Le Blog de Aymard

La liberté d'expression dans sa quintessence

Le Sénégal de 2000 à 2011 : De l’espoir au Désespoir

Le Sénégal emprunte une pente dangereuse qui le plonge dans un sombre passé où il n’y avait ni démocratie ni l’expression des libertés individuelles. Ce retour au passé lointain s’explique par la gestion cahoteuse du Président Wade, la centralisation des pouvoirs entre ses mains, la corruption, le tripatouillage de la Constitution etc. Autant de maux qui font que le Sénégal sous 2000 est méconnaissable. On dirait que nous retournons au Sénégal des années 50 et 60. C’est précisément ce recul de notre démocratie qui fait que Me Wade est désavoué à tous les points de vue.

Au sortir de l’an 2000, le peuple sénégalais avait nourri un immense espoir que plus jamais les choses ne seront comme avant. Les Sénégalais étaient dans leur droit d’avoir de l’espoir placé en la personne de Me Wade présenté comme une providence pour le pays. Hélas, les actes qu’il a posés au fil des années ont suscité plein de désespoir chez les Sénégalais en quête d’un 4ème Président. Le réchauffement du front social et le bouillonnement de la scène politique témoignent du profond malaise qui envahit les Sénégalais. Pratiquement, tout le monde réclame la tête de Wade, coupable de gestion cahoteuse. Parmi plusieurs indicateurs, nous choisissons le mauvais fonctionnement de l’Etat pour justifier le fait que le pays soit à genou.
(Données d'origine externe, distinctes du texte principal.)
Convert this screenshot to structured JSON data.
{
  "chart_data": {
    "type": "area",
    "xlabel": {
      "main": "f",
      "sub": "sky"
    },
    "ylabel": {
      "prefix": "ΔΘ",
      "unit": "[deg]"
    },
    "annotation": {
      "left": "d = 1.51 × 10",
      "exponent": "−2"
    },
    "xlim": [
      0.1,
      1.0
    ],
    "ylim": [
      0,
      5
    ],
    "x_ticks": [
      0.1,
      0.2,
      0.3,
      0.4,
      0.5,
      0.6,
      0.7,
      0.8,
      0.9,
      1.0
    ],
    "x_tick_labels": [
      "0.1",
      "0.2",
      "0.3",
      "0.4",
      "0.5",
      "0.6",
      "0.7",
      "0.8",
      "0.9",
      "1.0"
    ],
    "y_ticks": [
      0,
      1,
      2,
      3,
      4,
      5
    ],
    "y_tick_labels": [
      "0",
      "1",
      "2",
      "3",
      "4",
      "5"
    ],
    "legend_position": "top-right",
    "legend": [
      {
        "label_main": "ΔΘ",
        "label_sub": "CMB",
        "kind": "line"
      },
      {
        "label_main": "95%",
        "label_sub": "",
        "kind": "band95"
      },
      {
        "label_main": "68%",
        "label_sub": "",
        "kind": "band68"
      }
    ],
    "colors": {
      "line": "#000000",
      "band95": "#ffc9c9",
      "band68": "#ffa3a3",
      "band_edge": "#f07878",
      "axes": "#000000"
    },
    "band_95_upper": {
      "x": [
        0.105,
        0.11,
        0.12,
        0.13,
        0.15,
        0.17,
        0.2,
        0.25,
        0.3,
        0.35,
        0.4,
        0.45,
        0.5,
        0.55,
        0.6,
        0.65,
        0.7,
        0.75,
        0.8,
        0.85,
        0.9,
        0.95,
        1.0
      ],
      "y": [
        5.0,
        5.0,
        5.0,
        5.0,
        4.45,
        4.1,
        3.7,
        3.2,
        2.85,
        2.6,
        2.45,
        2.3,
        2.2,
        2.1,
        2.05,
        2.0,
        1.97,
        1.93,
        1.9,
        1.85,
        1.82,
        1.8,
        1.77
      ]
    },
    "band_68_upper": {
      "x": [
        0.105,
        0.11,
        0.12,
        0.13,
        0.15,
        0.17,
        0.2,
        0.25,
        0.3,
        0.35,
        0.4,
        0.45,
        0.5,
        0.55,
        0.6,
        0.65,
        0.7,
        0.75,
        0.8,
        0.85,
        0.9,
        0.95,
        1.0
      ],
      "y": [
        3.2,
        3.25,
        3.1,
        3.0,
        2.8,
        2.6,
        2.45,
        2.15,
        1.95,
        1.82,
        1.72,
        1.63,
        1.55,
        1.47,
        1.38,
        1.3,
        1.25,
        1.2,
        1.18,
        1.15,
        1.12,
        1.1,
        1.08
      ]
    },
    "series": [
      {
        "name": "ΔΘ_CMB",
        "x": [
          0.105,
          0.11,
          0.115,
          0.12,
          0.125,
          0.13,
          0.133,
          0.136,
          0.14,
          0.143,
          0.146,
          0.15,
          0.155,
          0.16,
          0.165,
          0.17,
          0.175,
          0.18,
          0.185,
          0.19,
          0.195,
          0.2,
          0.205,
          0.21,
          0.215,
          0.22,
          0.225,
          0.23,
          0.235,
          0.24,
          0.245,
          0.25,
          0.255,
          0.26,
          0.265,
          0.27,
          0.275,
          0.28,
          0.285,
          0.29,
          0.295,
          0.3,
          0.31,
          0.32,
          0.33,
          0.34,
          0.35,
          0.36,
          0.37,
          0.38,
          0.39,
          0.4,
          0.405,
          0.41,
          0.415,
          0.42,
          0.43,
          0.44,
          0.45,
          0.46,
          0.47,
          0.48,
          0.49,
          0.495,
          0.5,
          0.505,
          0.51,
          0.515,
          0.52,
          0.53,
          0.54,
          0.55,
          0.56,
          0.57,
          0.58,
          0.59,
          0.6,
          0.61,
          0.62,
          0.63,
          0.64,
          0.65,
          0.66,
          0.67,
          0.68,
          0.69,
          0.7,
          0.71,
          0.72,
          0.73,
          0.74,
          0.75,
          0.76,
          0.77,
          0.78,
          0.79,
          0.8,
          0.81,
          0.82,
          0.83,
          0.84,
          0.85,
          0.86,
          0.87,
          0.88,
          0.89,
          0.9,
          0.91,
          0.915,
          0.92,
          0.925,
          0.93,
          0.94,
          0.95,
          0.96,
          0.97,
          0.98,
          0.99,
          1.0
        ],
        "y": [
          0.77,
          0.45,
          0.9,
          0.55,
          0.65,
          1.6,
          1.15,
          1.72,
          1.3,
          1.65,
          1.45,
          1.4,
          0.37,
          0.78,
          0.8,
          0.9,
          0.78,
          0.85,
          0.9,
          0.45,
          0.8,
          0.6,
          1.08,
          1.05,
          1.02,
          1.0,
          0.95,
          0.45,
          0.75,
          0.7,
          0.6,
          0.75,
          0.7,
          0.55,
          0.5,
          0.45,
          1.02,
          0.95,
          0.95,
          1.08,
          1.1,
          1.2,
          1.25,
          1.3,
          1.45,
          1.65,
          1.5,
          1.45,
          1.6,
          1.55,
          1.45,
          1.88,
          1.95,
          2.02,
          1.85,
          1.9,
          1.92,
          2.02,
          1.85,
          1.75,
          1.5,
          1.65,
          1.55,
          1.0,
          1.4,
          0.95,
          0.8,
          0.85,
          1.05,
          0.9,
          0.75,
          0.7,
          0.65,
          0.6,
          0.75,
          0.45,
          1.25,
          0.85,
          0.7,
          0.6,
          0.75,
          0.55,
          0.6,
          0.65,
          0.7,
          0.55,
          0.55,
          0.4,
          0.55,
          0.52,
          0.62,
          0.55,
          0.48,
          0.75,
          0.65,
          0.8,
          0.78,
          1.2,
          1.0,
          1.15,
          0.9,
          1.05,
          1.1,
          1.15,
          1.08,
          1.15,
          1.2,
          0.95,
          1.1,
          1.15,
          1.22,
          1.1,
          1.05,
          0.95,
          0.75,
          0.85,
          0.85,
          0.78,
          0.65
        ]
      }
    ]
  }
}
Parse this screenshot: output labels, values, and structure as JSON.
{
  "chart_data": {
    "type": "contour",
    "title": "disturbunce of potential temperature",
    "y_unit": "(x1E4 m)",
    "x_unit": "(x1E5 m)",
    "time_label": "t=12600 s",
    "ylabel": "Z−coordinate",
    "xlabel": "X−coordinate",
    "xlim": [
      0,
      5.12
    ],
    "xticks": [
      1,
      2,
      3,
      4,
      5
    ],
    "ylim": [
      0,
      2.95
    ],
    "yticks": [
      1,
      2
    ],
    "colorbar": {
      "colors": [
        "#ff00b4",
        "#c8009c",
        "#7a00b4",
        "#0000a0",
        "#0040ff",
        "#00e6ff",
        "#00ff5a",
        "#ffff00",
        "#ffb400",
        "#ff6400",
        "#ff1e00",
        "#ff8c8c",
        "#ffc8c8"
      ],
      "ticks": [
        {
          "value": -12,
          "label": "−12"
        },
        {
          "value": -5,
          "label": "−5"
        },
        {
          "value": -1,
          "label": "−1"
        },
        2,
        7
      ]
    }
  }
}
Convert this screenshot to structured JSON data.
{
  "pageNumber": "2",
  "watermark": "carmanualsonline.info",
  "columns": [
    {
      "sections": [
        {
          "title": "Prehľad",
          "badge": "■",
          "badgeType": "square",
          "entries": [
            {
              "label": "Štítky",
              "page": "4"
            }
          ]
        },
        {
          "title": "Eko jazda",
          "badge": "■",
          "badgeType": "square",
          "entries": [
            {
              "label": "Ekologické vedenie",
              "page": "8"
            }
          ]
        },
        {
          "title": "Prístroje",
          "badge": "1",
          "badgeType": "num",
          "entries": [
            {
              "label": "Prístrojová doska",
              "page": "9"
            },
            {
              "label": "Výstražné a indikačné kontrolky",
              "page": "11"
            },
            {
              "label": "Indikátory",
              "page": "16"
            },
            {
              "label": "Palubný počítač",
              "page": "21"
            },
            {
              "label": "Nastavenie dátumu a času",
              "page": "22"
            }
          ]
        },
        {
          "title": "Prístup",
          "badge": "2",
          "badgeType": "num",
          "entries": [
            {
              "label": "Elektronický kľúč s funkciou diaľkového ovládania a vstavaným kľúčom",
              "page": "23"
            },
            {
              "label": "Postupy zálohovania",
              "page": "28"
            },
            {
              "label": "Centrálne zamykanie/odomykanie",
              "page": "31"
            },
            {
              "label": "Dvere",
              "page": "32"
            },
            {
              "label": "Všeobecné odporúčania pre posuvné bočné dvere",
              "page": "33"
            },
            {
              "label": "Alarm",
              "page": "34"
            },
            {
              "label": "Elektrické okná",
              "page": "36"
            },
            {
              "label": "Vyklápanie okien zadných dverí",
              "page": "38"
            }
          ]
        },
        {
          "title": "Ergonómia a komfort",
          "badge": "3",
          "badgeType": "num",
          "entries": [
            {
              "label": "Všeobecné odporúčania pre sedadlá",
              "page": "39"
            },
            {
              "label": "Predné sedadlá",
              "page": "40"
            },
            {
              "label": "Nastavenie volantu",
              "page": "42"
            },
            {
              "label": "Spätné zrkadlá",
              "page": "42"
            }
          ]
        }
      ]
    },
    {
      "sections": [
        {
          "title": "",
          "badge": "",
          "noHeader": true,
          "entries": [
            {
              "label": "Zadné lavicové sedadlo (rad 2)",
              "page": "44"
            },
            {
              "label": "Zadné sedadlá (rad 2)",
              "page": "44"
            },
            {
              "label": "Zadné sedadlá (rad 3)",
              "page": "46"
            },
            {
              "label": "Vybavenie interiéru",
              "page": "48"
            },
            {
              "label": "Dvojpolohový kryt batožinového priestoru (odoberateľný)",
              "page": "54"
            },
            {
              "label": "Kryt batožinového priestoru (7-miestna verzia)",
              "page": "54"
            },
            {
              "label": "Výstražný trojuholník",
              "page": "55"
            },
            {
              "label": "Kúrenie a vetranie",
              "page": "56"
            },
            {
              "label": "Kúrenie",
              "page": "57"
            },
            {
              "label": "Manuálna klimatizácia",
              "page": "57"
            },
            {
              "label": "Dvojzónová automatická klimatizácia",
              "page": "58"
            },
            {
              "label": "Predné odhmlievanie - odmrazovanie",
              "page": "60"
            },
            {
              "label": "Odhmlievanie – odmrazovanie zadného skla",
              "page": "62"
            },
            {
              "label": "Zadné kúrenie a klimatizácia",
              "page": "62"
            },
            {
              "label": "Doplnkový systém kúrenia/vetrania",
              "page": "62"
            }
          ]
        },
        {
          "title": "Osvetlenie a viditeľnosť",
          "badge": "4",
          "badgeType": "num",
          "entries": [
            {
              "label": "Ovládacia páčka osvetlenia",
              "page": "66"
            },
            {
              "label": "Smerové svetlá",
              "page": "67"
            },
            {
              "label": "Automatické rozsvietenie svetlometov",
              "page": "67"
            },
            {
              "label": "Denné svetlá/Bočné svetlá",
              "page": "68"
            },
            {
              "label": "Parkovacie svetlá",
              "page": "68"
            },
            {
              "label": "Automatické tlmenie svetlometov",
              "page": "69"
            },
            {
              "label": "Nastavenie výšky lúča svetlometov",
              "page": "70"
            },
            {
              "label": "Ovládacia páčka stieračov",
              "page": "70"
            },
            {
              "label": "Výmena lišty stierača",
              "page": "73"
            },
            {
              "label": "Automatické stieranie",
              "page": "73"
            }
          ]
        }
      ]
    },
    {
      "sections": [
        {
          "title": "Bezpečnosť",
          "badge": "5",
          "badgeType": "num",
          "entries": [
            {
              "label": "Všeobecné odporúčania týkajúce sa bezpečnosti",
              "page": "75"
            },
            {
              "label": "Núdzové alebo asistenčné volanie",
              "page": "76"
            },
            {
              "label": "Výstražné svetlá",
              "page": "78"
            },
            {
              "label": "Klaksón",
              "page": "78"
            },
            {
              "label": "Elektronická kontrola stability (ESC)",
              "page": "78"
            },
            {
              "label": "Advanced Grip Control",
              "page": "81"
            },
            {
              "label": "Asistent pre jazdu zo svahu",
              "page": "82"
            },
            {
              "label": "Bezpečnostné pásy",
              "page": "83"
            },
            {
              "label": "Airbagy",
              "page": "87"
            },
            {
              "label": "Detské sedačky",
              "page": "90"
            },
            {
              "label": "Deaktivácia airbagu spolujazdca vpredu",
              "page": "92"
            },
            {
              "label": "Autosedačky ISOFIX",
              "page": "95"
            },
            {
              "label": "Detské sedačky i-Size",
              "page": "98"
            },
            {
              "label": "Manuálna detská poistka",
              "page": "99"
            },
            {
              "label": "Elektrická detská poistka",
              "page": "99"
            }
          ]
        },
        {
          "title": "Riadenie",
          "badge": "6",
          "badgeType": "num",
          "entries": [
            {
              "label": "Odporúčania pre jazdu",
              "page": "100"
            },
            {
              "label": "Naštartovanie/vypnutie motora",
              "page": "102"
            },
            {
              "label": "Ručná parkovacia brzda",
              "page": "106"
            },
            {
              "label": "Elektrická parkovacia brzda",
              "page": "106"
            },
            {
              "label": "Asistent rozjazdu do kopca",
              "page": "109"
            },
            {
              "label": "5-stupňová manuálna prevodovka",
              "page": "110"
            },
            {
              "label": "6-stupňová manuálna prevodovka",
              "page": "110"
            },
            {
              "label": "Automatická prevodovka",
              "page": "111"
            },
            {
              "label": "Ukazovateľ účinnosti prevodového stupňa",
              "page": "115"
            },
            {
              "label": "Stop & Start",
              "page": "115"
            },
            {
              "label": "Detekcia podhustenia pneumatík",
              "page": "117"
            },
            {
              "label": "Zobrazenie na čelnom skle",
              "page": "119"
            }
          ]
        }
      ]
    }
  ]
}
Dans notre Constitution, la séparation des pouvoirs exécutif, législatif et judiciaire, telle que théorisée par Montesquieu dans son livre De l’Esprit des Lois, est de rigueur. Mais le Président Wade semble l’ignorer et s’est arrogé le droit d’ingérence sur des pouvoirs qui ne relèvent pas de sa juridiction. Le pouvoir exécutif incombe au Président, et il doit s’en tenir là. Le pouvoir législatif revient au Parlement et celui judiciaire appartient à la Justice. Ne faisant pas la différence entre ce qui relève de ses compétences de ce qui n’en relève pas, le chef de l’Etat a centralisé tous les pouvoirs entre ses mains. Il gouverne comme au Moyen Age où les souverains se prenaient pour les représentants de Dieu sur terre et qui revendiquaient le droit de vie et de mort sur les sujets. Dans l’entendement de Me Wade, il n’y a pas de distinction entre ces trois formes de pouvoir. C’est pourquoi il se permet de s’immiscer dans le Parlement comme dans la Justice. Son parti est majoritaire à l’Assemblée nationale, chose qui lui permet de faire passer toutes sortes de lois comme lettre à la poste. Sauf pour le cas du 23 juin dernier où le peuple s’est vigoureusement opposé au projet de loi portant élection d’un ticket présidentiel. Cet indicateur sur la mauvaise gestion des pouvoirs de l’Etat suffit, à lui seul, pour réclamer à tue-tête le départ de Me Wade. Le peuple, dans son écrasante majorité, ne veut plus de lui. Les observateurs internationaux sont inquiets de la situation politique actuelle et les grandes puissances l’ont désavoué. Ce n’est pas pour rien que Barack Obama ne compte plus le chef de l’Etat parmi ses invités. C’est parce qu’il a déçu toutes les attentes et toute la confiance placée en lui naguère.